Coronavirus testing accuracy called into question
Amid a scramble to ramp up testing, reports this week suggested that as many as one in three individuals who test negative for the novel coronavirus may actually have it. This high rate of false negatives calls into question the accuracy of case counts and raises concerns about asymptomatic people unwittingly spreading the virus. False-negative results could leave individuals with unwarranted confidence they can return to business as usual—an especially risky proposition for frontline healthcare workers. While health experts caution that this assertion is based on limited data and their own experience, it nonetheless casts doubt on the reliability of a rash of new tests being developed by multiple companies operating with minimal regulatory oversight, and little time for quality control. The Food and Drug Administration (FDA) said in a statement it is balancing the need for more testing with the imperative to ensure tests are accurate.
Current COVID-19 testing relies on the polymerase chain reaction (PCR) method, which amplifies a small portion of viral RNA to detect the virus. Reasons for the false-negative results could include testing a patient too early, before they have any symptoms, as well as the administration of the test itself—clinicians may not be swabbing high enough in a person’s nose to collect a good sample.
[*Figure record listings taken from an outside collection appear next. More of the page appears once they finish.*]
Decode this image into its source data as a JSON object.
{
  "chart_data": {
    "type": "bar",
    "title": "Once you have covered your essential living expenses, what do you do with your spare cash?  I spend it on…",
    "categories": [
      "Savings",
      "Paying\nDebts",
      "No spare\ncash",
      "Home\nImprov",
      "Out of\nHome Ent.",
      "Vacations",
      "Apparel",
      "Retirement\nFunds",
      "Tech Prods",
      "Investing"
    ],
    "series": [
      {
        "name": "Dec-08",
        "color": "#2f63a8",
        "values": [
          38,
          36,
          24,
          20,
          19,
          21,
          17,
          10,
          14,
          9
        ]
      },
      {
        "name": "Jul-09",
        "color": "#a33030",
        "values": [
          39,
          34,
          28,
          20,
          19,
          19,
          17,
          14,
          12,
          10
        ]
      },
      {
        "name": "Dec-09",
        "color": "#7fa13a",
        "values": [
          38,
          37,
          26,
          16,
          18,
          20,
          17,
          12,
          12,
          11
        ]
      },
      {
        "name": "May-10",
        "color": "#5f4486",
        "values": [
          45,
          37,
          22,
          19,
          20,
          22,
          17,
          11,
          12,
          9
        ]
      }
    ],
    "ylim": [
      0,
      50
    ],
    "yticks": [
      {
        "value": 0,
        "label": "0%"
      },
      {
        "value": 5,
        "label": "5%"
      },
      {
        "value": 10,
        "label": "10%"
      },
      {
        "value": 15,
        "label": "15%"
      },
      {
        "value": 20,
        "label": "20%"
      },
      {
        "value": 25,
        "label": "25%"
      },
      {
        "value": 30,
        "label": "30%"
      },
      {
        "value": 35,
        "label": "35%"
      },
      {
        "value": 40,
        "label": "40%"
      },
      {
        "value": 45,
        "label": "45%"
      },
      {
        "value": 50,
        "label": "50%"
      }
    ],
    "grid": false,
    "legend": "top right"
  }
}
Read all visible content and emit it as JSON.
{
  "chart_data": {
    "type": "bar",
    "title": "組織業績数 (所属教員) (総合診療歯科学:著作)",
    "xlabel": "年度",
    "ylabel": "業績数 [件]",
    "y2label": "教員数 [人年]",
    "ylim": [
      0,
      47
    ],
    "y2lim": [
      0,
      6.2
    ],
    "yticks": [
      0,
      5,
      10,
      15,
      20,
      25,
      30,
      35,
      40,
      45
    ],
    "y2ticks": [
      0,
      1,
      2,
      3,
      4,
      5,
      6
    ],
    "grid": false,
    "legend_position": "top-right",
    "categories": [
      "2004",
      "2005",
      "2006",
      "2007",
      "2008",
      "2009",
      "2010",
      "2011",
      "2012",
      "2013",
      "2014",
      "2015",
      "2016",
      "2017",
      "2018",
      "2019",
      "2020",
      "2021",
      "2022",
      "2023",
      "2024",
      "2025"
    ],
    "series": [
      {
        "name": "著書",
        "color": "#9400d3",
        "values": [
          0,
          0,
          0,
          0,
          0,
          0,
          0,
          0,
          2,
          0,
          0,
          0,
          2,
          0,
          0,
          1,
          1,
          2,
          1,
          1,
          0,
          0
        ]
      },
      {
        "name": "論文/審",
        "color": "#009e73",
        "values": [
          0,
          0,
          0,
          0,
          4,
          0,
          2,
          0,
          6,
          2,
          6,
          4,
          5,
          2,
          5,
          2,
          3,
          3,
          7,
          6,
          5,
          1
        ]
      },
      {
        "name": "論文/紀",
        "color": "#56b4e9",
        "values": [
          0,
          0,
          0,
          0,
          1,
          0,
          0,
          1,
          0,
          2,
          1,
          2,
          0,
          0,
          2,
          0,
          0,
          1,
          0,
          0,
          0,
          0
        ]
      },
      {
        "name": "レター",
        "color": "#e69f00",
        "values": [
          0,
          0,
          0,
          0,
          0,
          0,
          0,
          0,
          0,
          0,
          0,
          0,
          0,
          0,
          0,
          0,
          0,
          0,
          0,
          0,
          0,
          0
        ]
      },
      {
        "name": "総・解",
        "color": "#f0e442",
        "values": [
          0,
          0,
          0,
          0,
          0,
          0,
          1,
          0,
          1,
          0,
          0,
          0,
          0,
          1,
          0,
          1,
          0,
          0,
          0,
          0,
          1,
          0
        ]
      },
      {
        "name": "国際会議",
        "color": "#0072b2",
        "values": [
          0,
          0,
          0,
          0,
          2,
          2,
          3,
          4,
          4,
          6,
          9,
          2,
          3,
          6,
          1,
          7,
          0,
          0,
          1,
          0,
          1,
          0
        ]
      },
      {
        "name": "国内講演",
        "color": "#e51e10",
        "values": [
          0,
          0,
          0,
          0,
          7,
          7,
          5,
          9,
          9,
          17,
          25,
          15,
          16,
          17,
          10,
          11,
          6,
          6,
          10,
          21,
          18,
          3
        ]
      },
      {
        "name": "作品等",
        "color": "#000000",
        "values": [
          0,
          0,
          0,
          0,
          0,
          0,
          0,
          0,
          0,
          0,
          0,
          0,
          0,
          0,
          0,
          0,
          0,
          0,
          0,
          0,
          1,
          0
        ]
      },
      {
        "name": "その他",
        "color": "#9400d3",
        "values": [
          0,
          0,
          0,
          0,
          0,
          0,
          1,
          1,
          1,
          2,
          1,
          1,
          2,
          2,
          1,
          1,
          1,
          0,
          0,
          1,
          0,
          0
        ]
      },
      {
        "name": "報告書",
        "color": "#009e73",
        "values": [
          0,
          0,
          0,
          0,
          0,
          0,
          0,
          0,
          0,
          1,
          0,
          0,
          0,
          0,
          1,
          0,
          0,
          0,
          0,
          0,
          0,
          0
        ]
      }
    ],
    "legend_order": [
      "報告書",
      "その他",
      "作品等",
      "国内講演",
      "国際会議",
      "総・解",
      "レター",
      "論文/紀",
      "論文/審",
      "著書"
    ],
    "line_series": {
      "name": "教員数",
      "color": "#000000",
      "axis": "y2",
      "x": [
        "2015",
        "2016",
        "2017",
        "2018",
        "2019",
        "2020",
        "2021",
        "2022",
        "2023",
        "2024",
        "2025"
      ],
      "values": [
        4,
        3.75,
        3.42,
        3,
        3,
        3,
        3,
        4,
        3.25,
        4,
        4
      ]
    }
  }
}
And given the large volume of tests, some may have been handled poorly. (Any of these explanations would be better than a fundamental flaw in the test itself.) Regardless, until testing accuracy is improved, or a serological test is developed (confirming antibodies in the blood that signal exposure to the virus), providers must treat anyone with symptoms as coronavirus-positive and follow proper isolation and protective gear protocols as well as self-distancing guidelines. And until accurate tests are widely available, the country will not be able to loosen today’s strict social distancing requirements and begin the process of reopening schools and businesses.